Tarot: The Infinite Book
Compiled from knowledge, the Tarot teaches a symbolic way of looking at reality.
In one way or another, during the “Gutenberg era”, many authors have tried to consign in the ideal of the “total book” an entire vision of the world and of reality: from Hegel to the “Great American Novel”, passing by the costumbrist catalogues of the 18th century and the encyclopaedia, total books – meaning books that are able to encompass everything that is, was and will be — continues to be an elusive project, or to be more accurate, a partial one.
But the cards compiled by the Tarot deck (in its different varieties, figures and mythologies) assume this partiality and incompleteness as a base, carrying in their mobile unit and symbolic system the seed of that improbable total book where —potentially at least— all stories lie in waiting.
The origin of the deck and its author are unknown. Who, for example, could claim to have created in the solitude of their workshop the English language? Tarot, both as a language and the practice of language, exists in the same dimension as the great anonymous works of man, the Mayan pyramids or gothic cathedrals. There are plenty of speculations surrounding its name: some say it comes from Tao, the totality of Confucianism; others seek its etymology in Toth, the Egyptian god of writing and magic, assimilated to the Roman Hermes for centuries. There are even those who see in the word “Tarot” an echo of “Torah”, meaning law in Hebrew.

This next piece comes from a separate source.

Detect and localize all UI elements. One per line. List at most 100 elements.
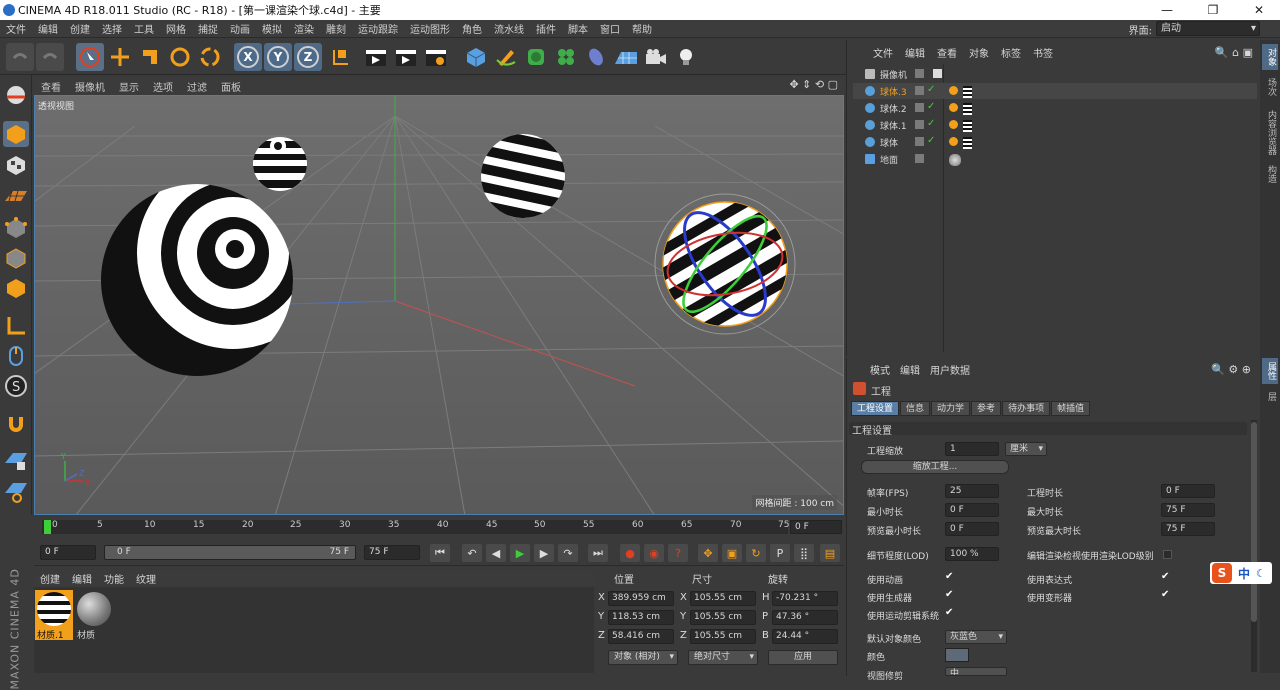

If the origin of its name is hard to define, defining its symbolism is not an easier task: the most ancient Tarot and one which has no subsequent variations (this does not mean there is an ideal or original “model” behind the Tarot), is the Tarot of Marseille, which has been dated to the early fifteenth century in northern Italy; this is constituted by 22 major arcana and 56 minor arcana. In the major arcana we find archetypal images of characters, functions or structures of human coexistence latched in Judeo-Christian myths and in the socio-political tradition of Medieval Europe; thus, its 22 stances (that symbolize the initiated path from the Fool’s outdoors, to the realization of the World), show kings, queens, magicians, demons and celestial bodies, such as the Sun, the Moon and the Star.
In terms of its reading, it is commonly believed that the Tarot can be used to predict the future of the querent, so that they can be better prepared to face their upcoming circumstances. Modern techniques of the reading (such as that promoted by Alejandro Jodorowsky, Marianne Costa, Jean Claude Fornoy or Philipe Camoin) perceive the Tarot as a projective method of signification: the symbols work as mirrors in which the querent and the reader create a tale with therapeutic ends, seeking advice or analyzing anguishing and long forgotten situations, in the fashion of psychoanalytic therapy, but with tools that have been sharpened and used for centuries.
We say that Tarot “does not know”, but that it is in fact the querent gains access to “knowledge” of himself and of the world by consulting it. Seen as objects, the cards of Tarot are merely colored impressions on cardboard; as a tool of learning, Tarot teaches us to adopt a symbolic gaze over the world and over reality; a gaze that has nothing to do with supra-terrestrial powers, but with the capacity of observation and the self-knowledge we possess.
Tarot is an infinite book because every single situation can be drawn with its images: the gaze learns to recognize itself in the combinatory arts, to identify with the situations and to disidentify in order to find the being that lies beneath the layers of human history that every single one of must cross sooner or later to be born effectively, to then occupy the chapter that belongs to only us in the infinite book of life.